The --count-filter filters out rare entries. (so that rare functions
accidentally producing a large ratio do not clutter the output)
For example during a scheduler-intense workload you'll get something like:
PerfTop: 32652 irqs/sec kernel:71.2% exact: 0.0% [cache-misses/cache-references], (all, 16 CPUs)
-------------------------------------------------------------------------------------------------------
weight samples pcnt function DSO
______ _______ _____ ____________________________ ____________________
1.9 606 3.2% irqtime_account_process_tick [kernel.kallsyms]
1.6 854 4.4% update_vsyscall [kernel.kallsyms]
1.5 446 2.3% atomic_cmpxchg [kernel.kallsyms]
1.5 758 3.9% tick_do_update_jiffies64 [kernel.kallsyms]
1.4 149 0.8% arch_local_irq_save [kernel.kallsyms]
1.3 1524 7.9% do_timer [kernel.kallsyms]
1.2 215 1.1% clear_page_c [kernel.kallsyms]

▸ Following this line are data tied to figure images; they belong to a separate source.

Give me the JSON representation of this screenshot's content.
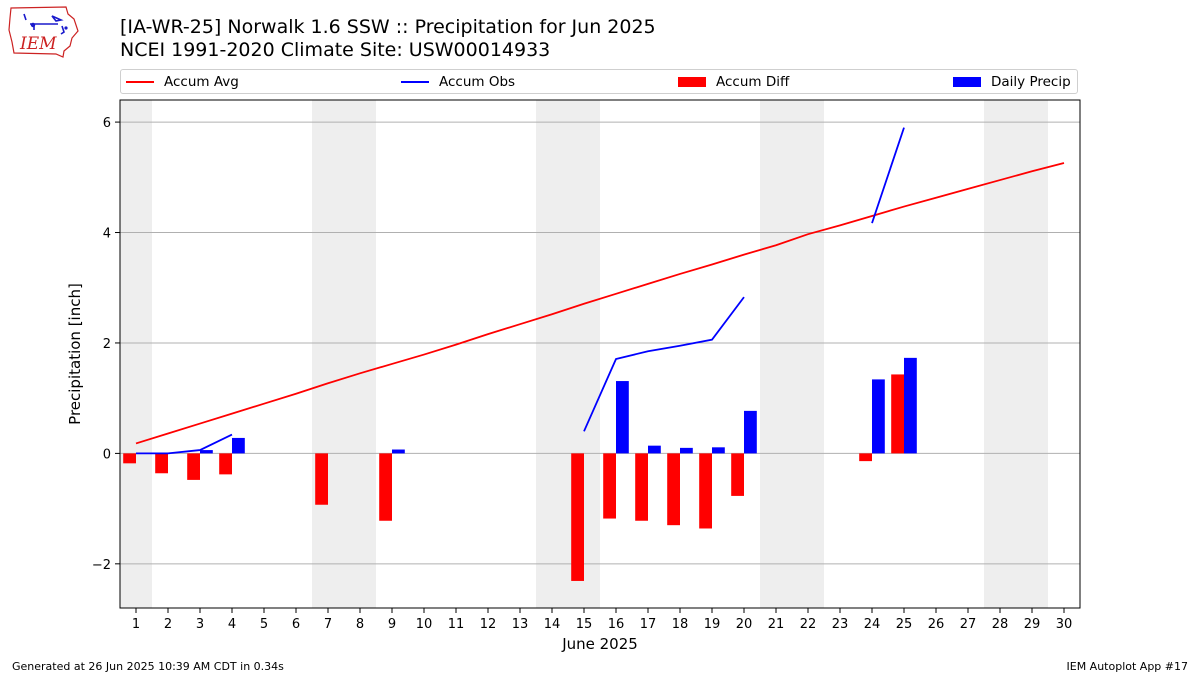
{
  "logo": {
    "text": "IEM",
    "color": "#cc2222"
  },
  "header": {
    "title_line1": "[IA-WR-25] Norwalk 1.6 SSW :: Precipitation for Jun 2025",
    "title_line2": "NCEI 1991-2020 Climate Site: USW00014933"
  },
  "footer": {
    "generated": "Generated at 26 Jun 2025 10:39 AM CDT in 0.34s",
    "app": "IEM Autoplot App #17"
  },
  "chart_data": {
    "type": "bar",
    "xlabel": "June 2025",
    "ylabel": "Precipitation [inch]",
    "xlim": [
      0.5,
      30.5
    ],
    "ylim": [
      -2.8,
      6.4
    ],
    "yticks": [
      -2,
      0,
      2,
      4,
      6
    ],
    "xticks": [
      1,
      2,
      3,
      4,
      5,
      6,
      7,
      8,
      9,
      10,
      11,
      12,
      13,
      14,
      15,
      16,
      17,
      18,
      19,
      20,
      21,
      22,
      23,
      24,
      25,
      26,
      27,
      28,
      29,
      30
    ],
    "grid": "horizontal",
    "legend_position": "top",
    "weekend_shading": [
      [
        0.5,
        1.5
      ],
      [
        6.5,
        8.5
      ],
      [
        13.5,
        15.5
      ],
      [
        20.5,
        22.5
      ],
      [
        27.5,
        29.5
      ]
    ],
    "weekend_color": "#eeeeee",
    "series": [
      {
        "name": "Accum Avg",
        "kind": "line",
        "color": "#ff0000",
        "points": [
          [
            1,
            0.18
          ],
          [
            2,
            0.36
          ],
          [
            3,
            0.54
          ],
          [
            4,
            0.72
          ],
          [
            5,
            0.9
          ],
          [
            6,
            1.08
          ],
          [
            7,
            1.27
          ],
          [
            8,
            1.45
          ],
          [
            9,
            1.62
          ],
          [
            10,
            1.79
          ],
          [
            11,
            1.97
          ],
          [
            12,
            2.16
          ],
          [
            13,
            2.34
          ],
          [
            14,
            2.52
          ],
          [
            15,
            2.71
          ],
          [
            16,
            2.89
          ],
          [
            17,
            3.07
          ],
          [
            18,
            3.25
          ],
          [
            19,
            3.42
          ],
          [
            20,
            3.6
          ],
          [
            21,
            3.77
          ],
          [
            22,
            3.97
          ],
          [
            23,
            4.13
          ],
          [
            24,
            4.3
          ],
          [
            25,
            4.47
          ],
          [
            26,
            4.63
          ],
          [
            27,
            4.79
          ],
          [
            28,
            4.95
          ],
          [
            29,
            5.11
          ],
          [
            30,
            5.26
          ]
        ]
      },
      {
        "name": "Accum Obs",
        "kind": "line",
        "color": "#0000ff",
        "segments": [
          [
            [
              1,
              0.0
            ],
            [
              2,
              0.0
            ],
            [
              3,
              0.06
            ],
            [
              4,
              0.34
            ]
          ],
          [
            [
              15,
              0.4
            ],
            [
              16,
              1.71
            ],
            [
              17,
              1.85
            ],
            [
              18,
              1.95
            ],
            [
              19,
              2.06
            ],
            [
              20,
              2.83
            ]
          ],
          [
            [
              24,
              4.17
            ],
            [
              25,
              5.9
            ]
          ]
        ]
      },
      {
        "name": "Accum Diff",
        "kind": "bar",
        "color": "#ff0000",
        "offset": -0.2,
        "points": [
          [
            1,
            -0.18
          ],
          [
            2,
            -0.36
          ],
          [
            3,
            -0.48
          ],
          [
            4,
            -0.38
          ],
          [
            7,
            -0.93
          ],
          [
            9,
            -1.22
          ],
          [
            15,
            -2.31
          ],
          [
            16,
            -1.18
          ],
          [
            17,
            -1.22
          ],
          [
            18,
            -1.3
          ],
          [
            19,
            -1.36
          ],
          [
            20,
            -0.77
          ],
          [
            24,
            -0.14
          ],
          [
            25,
            1.43
          ]
        ]
      },
      {
        "name": "Daily Precip",
        "kind": "bar",
        "color": "#0000ff",
        "offset": 0.2,
        "points": [
          [
            3,
            0.06
          ],
          [
            4,
            0.28
          ],
          [
            9,
            0.07
          ],
          [
            16,
            1.31
          ],
          [
            17,
            0.14
          ],
          [
            18,
            0.1
          ],
          [
            19,
            0.11
          ],
          [
            20,
            0.77
          ],
          [
            24,
            1.34
          ],
          [
            25,
            1.73
          ]
        ]
      }
    ]
  }
}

1.2 128 0.7% dso__find_symbol /home/mingo/bin/perf
1.0 281 1.5% calc_global_load [kernel.kallsyms]
0.9 560 2.9% profile_tick [kernel.kallsyms]
0.7 246 1.3% _raw_spin_lock [kernel.kallsyms]
0.6 2523 13.1% current_kernel_time [kernel.kallsyms]
This output is very different from a plain cycles (or even cache-misses)
measured profile and is very good at identifying 'bouncy' cache-miss sources.
Another good 'view' is store-references against store-misses:
PerfTop: 29530 irqs/sec kernel:99.5% exact: 0.0% [L1-dcache-store-misses/L1-dcache-stores], (all, 16 CPUs)
-------------------------------------------------------------------------------------------------------
weight samples pcnt function DSO
______ _______ _____ ________________________ __________________________________
1271.3 3814 3.2% apic_timer_interrupt [kernel.kallsyms]
844.0 844 0.7% read_tsc [kernel.kallsyms]
615.0 615 0.5% timekeeping_get_ns [kernel.kallsyms]
520.0 520 0.4% intel_pmu_disable_all [kernel.kallsyms]
390.0 390 0.3% tick_dev_program_event [kernel.kallsyms]
308.3 1850 1.5% update_vsyscall [kernel.kallsyms]
251.7 755 0.6% hrtimer_interrupt [kernel.kallsyms]
246.0 246 0.2% find_busiest_group [kernel.kallsyms]
222.7 668 0.6% native_apic_mem_write [kernel.kallsyms]
149.0 298 0.2% apic_write [kernel.kallsyms]
137.0 274 0.2% irq_enter [kernel.kallsyms]
105.0 105 0.1% arch_local_irq_save [kernel.kallsyms]
101.0 101 0.1% tick_program_event [kernel.kallsyms]
95.5 191 0.2% ack_APIC_irq [kernel.kallsyms]
You might want to experiment around with the events to see which one expresses
things best for you on the system in question.